Marketing funnels and webinars or service-business CRM
GetResponse is more useful when the team wants email marketing tied to landing pages, funnels, webinars, and campaign automation. Keap is more useful when the business needs CRM, client follow-up, appointments, quotes, invoices, and sales automation.
Choose GetResponse when campaign acquisition and funnels are the job. Choose Keap when customer management and follow-up are the job.
Use-case matchups
| Need | Better fit | Why |
|---|---|---|
| Email campaigns, funnels, and webinars | GetResponse | GetResponse is stronger for campaign-led acquisition workflows. |
| CRM, appointments, invoices, and sales follow-up | Keap | Keap supports service-business operations. |
| Landing pages and conversion funnels | GetResponse | GetResponse fits teams building marketing funnels. |
| Contact management and client lifecycle | Keap | Keap is more operational than campaign-only tools. |
| SaaS lifecycle and transactional email | Sequenzy | Sequenzy focuses on product and subscription messages. |
What to verify
For GetResponse, verify whether webinars, landing pages, and funnels are actually needed. For Keap, verify whether CRM and sales admin features are core to the business. The better choice follows the sales motion.
Where Sequenzy fits
Sequenzy fits SaaS teams that need transactional email, lifecycle sequences, newsletters, and Stripe-triggered automation. It is not a funnel suite or service-business CRM.
Pricing reality
GetResponse is listed at $65.58/month for Marketing Automation, while Keap is listed at $299/month for Pro with CRM, automation, and pipeline. GetResponse is cheaper for campaign-led marketing, especially when webinars and funnels matter. Keap costs more because it includes service-business CRM workflows such as appointments, invoices, payments, and client follow-up.
Review signals
The cited GetResponse review praises built-in webinar hosting and conversion funnels.

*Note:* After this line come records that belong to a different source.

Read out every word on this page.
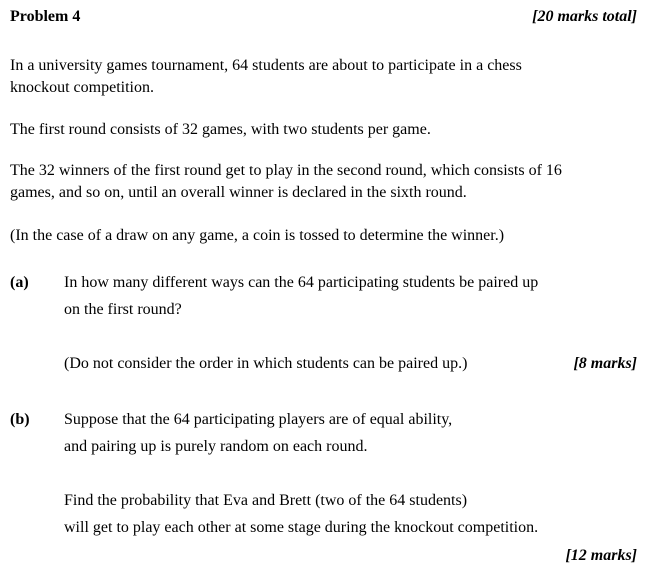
Problem 4	[20 marks total]
In a university games tournament, 64 students are about to participate in a chess
knockout competition.
The first round consists of 32 games, with two students per game.
The 32 winners of the first round get to play in the second round, which consists of 16
games, and so on, until an overall winner is declared in the sixth round.
(In the case of a draw on any game, a coin is tossed to determine the winner.)
(a) In how many different ways can the 64 participating students be paired up
on the first round?
(Do not consider the order in which students can be paired up.)	[8 marks]
(b) Suppose that the 64 participating players are of equal ability,
and pairing up is purely random on each round.
Find the probability that Eva and Brett (two of the 64 students)
will get to play each other at some stage during the knockout competition.
[12 marks]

The cited Keap review praises all-in-one CRM, marketing, sales, and appointment scheduling. Those signals match the buyer split: GetResponse is the marketing acquisition tool, while Keap is the service-business operations tool.
Migration checklist
| Migration area | Moving toward GetResponse | Moving toward Keap |
|---|---|---|
| Contacts and fields | Export contacts, tags, custom fields, consent status, forms, and campaign segments. | Export contacts, tags, custom fields, appointments, invoices, payments, deals, and sales notes. |
| Campaign assets | Rebuild emails, landing pages, webinar assets, forms, and funnels. | Rebuild email templates around client follow-up and sales process needs. |
| Automation | Recreate webinar reminders, funnel follow-ups, lead nurture, and campaign workflows. | Recreate appointment reminders, quote or invoice follow-ups, pipeline triggers, and sales automation. |
| Payments and scheduling | Use separate tools if payments or scheduling are needed. | Configure payment processing, calendar workflows, and operational notifications. |
| Reporting | Confirm webinar, funnel, landing page, and campaign reporting. | Confirm pipeline, appointment, revenue, and client follow-up reporting. |
Decision checklist
- Choose GetResponse if the business needs webinars, funnels, and lower-cost campaign automation.
- Choose Keap if the business needs CRM, appointments, invoices, payments, and service-business follow-up in one system.
- Choose Sequenzy if the product is SaaS and needs transactional plus Stripe-triggered lifecycle email.